Image Source: figjamandlimecordial

The fossils were discovered at a location known as the Gogo Formation in the Kimberley area of Western Australia, close to the town of Fitzroy Crossing. They are extraordinary because, unlike hard objects like bones and teeth, soft tissue is seldom preserved as a fossil and even less frequently preserved in strong three dimensions, like these are, as opposed to flattened.

According to vertebrate paleontologist Kate Trinajstic of Curtin University and the Western Australian Museum, who is also the lead author of the study that was published in the journal Science, “the site is without a doubt one of the most important fossil sites in the world for understanding the early evolution of backboned animals, including the origins of the human body plan.”

Trinajstic said that placoderms, notable for their bony head and neck armor, constituted “our earliest jawed relatives.”

The newly identified fossils belong to two species with the names Compagopiscis croucheri and Incisoscutum ritchiei.
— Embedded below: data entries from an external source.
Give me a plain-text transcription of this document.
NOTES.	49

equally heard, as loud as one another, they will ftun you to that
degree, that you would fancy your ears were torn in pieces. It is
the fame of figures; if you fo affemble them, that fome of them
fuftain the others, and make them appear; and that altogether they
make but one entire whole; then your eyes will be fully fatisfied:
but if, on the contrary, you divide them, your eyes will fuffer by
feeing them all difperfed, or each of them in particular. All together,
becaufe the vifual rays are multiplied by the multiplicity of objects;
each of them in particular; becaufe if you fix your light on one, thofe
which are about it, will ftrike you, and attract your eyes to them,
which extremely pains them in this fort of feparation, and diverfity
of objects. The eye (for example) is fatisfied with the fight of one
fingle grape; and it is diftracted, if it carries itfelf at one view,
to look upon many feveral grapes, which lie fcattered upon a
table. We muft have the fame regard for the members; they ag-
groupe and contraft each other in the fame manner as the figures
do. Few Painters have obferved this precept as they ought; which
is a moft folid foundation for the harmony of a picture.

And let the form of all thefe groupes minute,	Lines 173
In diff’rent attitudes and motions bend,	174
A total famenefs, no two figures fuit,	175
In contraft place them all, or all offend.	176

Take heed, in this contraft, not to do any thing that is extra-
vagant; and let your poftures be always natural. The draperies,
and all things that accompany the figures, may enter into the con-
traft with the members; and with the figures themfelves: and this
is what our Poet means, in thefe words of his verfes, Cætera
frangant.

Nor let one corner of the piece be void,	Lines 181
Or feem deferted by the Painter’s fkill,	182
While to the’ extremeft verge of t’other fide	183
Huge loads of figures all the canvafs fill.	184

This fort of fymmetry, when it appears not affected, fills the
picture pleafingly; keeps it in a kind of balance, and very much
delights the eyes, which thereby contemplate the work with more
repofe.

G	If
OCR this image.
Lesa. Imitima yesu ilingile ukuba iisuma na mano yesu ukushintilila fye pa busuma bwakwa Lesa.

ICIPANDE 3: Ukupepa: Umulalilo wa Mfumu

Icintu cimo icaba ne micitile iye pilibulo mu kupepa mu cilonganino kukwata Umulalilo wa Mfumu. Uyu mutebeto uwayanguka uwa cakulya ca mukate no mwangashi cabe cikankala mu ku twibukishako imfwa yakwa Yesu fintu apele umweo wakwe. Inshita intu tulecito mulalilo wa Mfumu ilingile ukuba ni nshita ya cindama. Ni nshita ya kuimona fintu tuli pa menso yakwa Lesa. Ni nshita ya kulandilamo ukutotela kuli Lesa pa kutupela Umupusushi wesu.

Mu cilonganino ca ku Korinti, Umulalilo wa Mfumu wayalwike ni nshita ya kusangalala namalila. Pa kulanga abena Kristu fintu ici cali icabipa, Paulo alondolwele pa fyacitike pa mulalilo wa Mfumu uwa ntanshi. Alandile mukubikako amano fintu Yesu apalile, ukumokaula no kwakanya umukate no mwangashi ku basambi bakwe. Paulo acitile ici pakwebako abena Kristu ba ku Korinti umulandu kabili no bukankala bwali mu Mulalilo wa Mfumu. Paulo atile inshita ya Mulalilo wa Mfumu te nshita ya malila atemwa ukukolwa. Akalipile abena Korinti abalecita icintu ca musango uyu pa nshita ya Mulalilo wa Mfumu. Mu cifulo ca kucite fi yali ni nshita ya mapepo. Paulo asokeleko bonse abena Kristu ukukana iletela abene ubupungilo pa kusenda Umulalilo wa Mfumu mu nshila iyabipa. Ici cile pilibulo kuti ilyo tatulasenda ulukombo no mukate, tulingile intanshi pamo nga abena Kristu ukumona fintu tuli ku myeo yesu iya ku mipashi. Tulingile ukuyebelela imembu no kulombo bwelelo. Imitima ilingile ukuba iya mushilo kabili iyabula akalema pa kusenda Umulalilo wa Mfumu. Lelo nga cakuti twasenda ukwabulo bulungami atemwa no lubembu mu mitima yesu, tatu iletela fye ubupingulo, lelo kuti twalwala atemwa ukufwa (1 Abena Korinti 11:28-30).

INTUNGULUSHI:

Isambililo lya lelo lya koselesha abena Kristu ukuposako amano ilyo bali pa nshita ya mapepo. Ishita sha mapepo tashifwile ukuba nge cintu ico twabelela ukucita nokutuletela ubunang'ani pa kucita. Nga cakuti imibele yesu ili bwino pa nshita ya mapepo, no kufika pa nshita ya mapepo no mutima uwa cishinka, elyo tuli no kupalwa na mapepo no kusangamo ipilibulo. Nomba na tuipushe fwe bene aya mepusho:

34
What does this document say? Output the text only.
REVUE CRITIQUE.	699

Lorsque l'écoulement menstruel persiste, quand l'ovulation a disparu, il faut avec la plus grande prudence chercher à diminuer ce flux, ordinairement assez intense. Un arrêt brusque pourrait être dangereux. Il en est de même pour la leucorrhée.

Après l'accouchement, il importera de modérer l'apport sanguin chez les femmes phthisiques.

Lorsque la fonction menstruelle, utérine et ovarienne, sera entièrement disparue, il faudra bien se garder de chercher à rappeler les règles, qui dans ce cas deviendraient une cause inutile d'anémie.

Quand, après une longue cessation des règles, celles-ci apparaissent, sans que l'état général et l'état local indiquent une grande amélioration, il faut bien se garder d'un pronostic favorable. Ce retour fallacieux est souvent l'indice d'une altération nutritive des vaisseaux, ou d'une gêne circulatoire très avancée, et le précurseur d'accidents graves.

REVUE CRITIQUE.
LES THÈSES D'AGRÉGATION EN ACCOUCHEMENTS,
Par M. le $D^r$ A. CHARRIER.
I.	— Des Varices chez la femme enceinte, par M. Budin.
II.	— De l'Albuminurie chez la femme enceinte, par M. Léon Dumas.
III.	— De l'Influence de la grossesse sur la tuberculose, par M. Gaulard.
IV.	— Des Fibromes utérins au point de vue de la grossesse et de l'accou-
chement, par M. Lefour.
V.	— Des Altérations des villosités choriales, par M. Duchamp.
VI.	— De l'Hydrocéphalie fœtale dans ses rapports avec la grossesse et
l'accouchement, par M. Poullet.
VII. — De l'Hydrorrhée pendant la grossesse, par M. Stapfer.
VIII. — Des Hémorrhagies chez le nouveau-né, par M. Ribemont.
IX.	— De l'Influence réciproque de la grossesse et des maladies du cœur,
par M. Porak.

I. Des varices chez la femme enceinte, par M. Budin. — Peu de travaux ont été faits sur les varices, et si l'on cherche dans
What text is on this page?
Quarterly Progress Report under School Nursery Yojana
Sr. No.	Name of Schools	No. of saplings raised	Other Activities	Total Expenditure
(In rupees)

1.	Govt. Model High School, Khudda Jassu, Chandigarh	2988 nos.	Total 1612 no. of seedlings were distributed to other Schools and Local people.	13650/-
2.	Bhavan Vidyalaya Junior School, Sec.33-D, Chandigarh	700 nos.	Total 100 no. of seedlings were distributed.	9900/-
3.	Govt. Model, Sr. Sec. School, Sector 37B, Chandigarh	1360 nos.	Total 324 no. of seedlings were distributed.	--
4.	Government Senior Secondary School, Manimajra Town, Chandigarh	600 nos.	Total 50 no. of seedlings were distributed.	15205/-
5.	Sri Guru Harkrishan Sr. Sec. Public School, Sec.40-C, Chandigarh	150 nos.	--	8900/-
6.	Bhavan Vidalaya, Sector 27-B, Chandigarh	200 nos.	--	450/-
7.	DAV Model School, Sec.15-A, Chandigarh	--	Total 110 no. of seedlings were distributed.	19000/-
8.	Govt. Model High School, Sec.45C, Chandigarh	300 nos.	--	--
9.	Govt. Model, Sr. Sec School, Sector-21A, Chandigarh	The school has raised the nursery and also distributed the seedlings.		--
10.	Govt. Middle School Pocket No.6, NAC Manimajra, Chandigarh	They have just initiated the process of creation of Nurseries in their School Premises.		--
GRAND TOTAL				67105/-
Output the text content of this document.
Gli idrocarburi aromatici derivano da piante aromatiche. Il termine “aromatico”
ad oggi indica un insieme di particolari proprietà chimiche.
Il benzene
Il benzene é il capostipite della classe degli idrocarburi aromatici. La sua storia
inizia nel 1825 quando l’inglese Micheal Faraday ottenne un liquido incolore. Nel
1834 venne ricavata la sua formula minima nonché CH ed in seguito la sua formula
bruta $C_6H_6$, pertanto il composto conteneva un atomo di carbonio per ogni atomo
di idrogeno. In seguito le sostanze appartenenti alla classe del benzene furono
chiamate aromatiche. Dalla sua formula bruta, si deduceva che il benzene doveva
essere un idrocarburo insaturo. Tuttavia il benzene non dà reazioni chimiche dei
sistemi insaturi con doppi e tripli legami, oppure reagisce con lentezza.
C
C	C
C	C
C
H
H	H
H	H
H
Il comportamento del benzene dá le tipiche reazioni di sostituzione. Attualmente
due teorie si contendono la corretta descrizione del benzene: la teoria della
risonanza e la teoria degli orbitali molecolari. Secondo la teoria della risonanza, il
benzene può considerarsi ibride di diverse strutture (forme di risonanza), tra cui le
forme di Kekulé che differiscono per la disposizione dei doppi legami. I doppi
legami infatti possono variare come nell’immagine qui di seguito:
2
They are both approximately 10 inches (25 cm) long, with large, blunt-nosed heads, asymmetrical tail fins that resemble sharks, teeth, and cutting edges in their jaws.

The heart of the placoderms was formed like an S, much like a shark’s. Similar to modern sharks and bony fish, it was situated at the front of the shoulder girdle and was made up of two chambers, one smaller on top and one bigger below. Later vertebrates have a different structure than it. Mammals and birds have a four-chambered heart, but amphibians and reptiles have a three-chambered heart.

During the Devonian, when terrestrial vertebrates diverged from fish, the heart shifted farther back.